So many companies of all shapes and sizes across every industry you can think of have big data on their minds. Business owners are scouring the Web, looking for social media experts to help them out, and SEO companies that can get them the visibility they want online. But all of that falls short of meeting any company’s bottom line if they either aren’t using data to make crucial decisions, or even worse, if they have invested in big data gathering and storage without also investing in data scientists.
Now you’re thinking, “Seriously, scientist?” We’re not talking about lab coats and graduated cylinders. But it’s important that you take this title seriously, otherwise you might wind up with the wrong contractors or employees on hand. There is a difference between someone who can gather your data and someone who can fully analyze it and make sense of it so you can use the information gathered to make more money, spend less to get there, and ultimately get a better return on investments you make everywhere from purchasing, distribution, marketing, and more.
But today, with the world of big data whirring and whizzing by almost faster than we can make use of it, plenty of under-qualified people have added the ‘scientist’ moniker to their business cards. So how do you tell the difference between a real data scientist and a poser? Because there is no “data scientist” degree (yet) other variables will help you tell who’s legit from who’s vying for the job without the proper skill set. For example, one of the immediate giveaways is that a data scientist who knows his or her stuff will demonstrate a solid understanding of strategy from the ground up. They will offer up better ways to gather data and give you an analysis of where you currently stand. If you haven’t started to use big data at all yet, a true data scientist can walk you all the way through the process, and then stay on board to help you make sense of every byte and bit that comes through. A true data scientist will be able to answer questions you have quickly and with ease.

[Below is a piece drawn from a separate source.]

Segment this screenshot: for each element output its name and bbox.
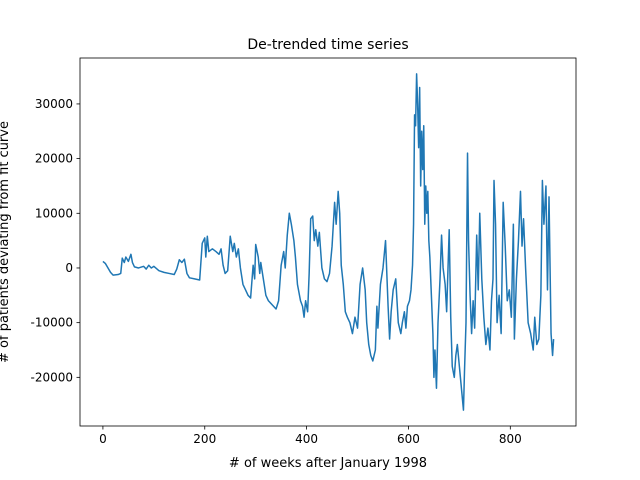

You’ll want to ask them for specifics and ask for goals to be met on a set schedule. For example, every first Monday of the month all the raw data about sales converted into an easily understandable analysis that can be presented to board members, or a biweekly report about where things stand with loss prevention. Any scientist that can’t provide this is either not equal to the task or… you’re not providing them with the data they need to get the job done. If you feel the latter might be the case, do everything you can to get them what they need. If it’s a matter of budget, sit with your scientists to discuss your finances and how you can get them what they need to do their job on your budget.
The good news is that a lot of buzzwords in the big data world represent unnecessary (at least for now) tools of data management that likely won’t concern your business endeavor, at least not until you have a little more big data gathered, and a little more experience dealing with your data scientists. Let them advise you as to what you need in terms of big data housing and management, but don’t let them be the decision makers. Ultimately, the decision has to be in your hands, but to make the right choices you need to understand what your data analysis team needs to do their job right. Manage them well and respect their level of expertise. Don’t let them trample you, and trust your instinct when it comes to hiring the right people. At the end of the day in a world of big data you don’t entirely understand, there will have to be at least a modicum of mutual trust. Try to build that by understanding big data yourself and by asking questions. The only dumb questions are the ones that aren’t asked, right? In the world of big data, this adage is truer than ever.